The Name Game
Monday 27 June 2016, week 6: Buldir Island, 22:12
For many of my field jobs, my work involves searching for and then monitoring nests at stages from nest building and egg laying through incubation, hatch, chick rearing, and fledging. When described as such, it doesn’t necessarily sound that exciting.
The process of finding new nests is actually one of my favorite aspects of working with birds; they’re hiding and I’m seeking. Searching for spectacled eider nests on the Coleville River Delta meant walking around every single pond of the vast wetland complex for weeks. Brant work entailed looking on the edges of ponds and on the grassy islands of mudflats for big piles of down and pancake-flat geese. Auklet and puffin work involves shining a flashlight inside crevices between boulders or in dug-out burrows for the presence of a bird or an egg.
Often the naming of nest sites follows a standard, such as initials and the nest number, e.g. SLW27. While that’s logical and makes it easy to keep track of who’s found which nests and therefore inspire competition for finding more, the naming protocol for new crevice and burrow nests on Buldir is completely random.
My first thought was to stick with the standard, enabling me to leave my own little legacy on Buldir. When I learned that McKenzie had chosen to creatively use airport codes of places she’s been (ex. SEA and FAI) and animal names (ex. DOG and FISH), I decided creativity is more fun than being remembered. My creativity has come as a slow trickle, but the variety I’ve contributed is one of favorites and meaningful names.
– To join the region with POI, I’ve added MIA and FBI. The crested auklet was away from the egg when I found the nest site, making MIA a more fitting name.
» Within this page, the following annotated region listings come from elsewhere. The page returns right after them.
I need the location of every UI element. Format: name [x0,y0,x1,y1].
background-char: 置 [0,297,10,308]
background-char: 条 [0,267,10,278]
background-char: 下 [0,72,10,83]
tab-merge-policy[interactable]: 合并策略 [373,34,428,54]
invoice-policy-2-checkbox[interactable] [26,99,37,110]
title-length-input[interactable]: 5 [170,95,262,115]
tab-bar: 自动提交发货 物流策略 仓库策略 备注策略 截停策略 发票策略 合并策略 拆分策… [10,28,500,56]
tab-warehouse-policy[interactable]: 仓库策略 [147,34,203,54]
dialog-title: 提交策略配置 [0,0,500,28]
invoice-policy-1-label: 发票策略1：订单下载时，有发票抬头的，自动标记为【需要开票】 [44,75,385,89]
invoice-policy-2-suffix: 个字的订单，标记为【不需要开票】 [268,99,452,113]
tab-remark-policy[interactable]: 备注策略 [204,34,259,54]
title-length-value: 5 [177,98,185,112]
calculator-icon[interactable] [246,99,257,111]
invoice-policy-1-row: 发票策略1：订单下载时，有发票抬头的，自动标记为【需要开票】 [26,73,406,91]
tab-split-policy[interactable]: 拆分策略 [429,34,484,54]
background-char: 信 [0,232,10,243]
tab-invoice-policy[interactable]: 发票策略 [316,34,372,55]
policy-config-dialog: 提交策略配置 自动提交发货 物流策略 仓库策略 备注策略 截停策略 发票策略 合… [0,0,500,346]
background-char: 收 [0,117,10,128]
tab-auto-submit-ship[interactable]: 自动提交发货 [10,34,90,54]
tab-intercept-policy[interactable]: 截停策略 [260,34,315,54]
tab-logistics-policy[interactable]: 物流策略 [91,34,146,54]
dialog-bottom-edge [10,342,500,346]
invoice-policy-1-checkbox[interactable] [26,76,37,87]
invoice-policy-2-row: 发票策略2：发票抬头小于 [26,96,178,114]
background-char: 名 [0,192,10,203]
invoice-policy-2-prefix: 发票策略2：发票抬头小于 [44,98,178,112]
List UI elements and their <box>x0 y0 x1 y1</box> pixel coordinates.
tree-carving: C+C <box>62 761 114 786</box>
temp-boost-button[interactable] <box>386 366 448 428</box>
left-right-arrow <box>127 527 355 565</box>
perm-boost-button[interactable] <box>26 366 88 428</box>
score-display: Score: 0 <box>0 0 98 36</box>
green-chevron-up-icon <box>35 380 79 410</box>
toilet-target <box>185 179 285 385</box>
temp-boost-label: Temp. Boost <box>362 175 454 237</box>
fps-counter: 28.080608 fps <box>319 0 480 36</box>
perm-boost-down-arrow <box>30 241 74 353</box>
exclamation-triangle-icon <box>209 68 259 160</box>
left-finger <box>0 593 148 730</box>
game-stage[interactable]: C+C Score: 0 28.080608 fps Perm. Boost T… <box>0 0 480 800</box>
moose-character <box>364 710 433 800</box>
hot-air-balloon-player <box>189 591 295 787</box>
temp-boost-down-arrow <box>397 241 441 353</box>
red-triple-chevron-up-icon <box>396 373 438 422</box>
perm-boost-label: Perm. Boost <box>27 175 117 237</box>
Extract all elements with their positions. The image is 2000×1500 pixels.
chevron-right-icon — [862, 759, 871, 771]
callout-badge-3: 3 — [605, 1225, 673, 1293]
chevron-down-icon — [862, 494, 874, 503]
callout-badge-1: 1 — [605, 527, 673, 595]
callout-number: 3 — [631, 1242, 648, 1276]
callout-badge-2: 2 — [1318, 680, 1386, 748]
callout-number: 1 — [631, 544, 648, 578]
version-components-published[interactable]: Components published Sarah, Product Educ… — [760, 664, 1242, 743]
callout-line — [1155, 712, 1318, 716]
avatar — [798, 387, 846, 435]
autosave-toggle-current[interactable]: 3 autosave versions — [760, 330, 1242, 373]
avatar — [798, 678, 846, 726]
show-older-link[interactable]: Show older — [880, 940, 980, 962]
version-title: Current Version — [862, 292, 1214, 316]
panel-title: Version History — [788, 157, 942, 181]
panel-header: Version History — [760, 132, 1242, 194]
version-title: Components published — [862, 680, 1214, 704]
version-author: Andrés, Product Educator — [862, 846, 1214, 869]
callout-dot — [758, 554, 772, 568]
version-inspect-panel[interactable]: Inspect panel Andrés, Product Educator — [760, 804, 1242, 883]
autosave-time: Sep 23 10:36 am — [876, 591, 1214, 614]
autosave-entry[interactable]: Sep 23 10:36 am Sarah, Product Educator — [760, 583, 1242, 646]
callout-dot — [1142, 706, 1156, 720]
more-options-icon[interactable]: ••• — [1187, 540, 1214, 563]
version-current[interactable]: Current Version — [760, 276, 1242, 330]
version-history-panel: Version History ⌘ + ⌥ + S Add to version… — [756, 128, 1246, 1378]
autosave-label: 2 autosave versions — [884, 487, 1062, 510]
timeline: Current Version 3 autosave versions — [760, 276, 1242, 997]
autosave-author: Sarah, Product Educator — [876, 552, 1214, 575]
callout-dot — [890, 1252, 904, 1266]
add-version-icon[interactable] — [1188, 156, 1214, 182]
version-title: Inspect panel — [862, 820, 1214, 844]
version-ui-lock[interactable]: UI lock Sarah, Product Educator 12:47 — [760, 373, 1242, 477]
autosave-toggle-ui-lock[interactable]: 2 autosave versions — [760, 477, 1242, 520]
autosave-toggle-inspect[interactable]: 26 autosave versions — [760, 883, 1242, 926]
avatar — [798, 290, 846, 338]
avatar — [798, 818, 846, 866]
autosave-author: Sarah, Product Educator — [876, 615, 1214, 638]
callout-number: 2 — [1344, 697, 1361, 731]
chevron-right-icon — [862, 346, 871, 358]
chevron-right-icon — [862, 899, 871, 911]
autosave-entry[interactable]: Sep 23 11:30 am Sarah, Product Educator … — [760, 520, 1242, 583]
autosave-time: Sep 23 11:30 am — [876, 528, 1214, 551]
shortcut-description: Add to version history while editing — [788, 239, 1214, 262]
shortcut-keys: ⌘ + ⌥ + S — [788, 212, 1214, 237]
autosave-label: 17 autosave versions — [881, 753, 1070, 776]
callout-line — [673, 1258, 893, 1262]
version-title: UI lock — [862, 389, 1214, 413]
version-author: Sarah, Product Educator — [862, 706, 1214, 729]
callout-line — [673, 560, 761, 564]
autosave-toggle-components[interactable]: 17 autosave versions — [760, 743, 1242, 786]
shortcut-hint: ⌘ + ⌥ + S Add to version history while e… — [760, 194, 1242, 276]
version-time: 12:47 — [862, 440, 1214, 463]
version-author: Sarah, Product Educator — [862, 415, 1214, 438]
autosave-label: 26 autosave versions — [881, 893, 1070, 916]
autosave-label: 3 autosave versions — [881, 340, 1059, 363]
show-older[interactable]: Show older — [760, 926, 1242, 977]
– Because who doesn’t think of these 2 when number/letter combinations are mentioned: R2D2 and C3PO
– HBO replaced a name we had used twice. This crevice was active, then became inactive, and now a bird is there on an egg again. There’s lots of drama, so it’s HBO.
– Important universities: UAF and MSU
– Michigan pride: DET (Detroit), DaUP (Say ya to da U.P., eh?), FINN (Finnish), and PALM (week-long bike trip across lower Michigan)
– Odes to my past employers: OA (Outdoor Adventures), RBD (Riverboat Discovery), CK-9 (Conservation Canines), and TUT (brant work on the Tutakoke River)
– NZ is the highest nest I’ve located on the steep slope of Bottle Hill, and it was named as such because it’s above everything.
I did claim one nest for myself, naming it SW88, but the rest of the names give the nests personality and will stick with me longer. Just the other day I had the rare good fortune of witnessing the hatching of a crested auklet chick at the UAF nest. Although it seems cheesy, there must be some deeper meaning to the fact that I caught the event at the nest named for my alma mater.
Fun fact: While writing this, I was watching “Strange Brew” as a means to stay up late for whiskered auklet diet sampling from ~12:30-02:30. It only seems appropriate for me to name a nest HOSER.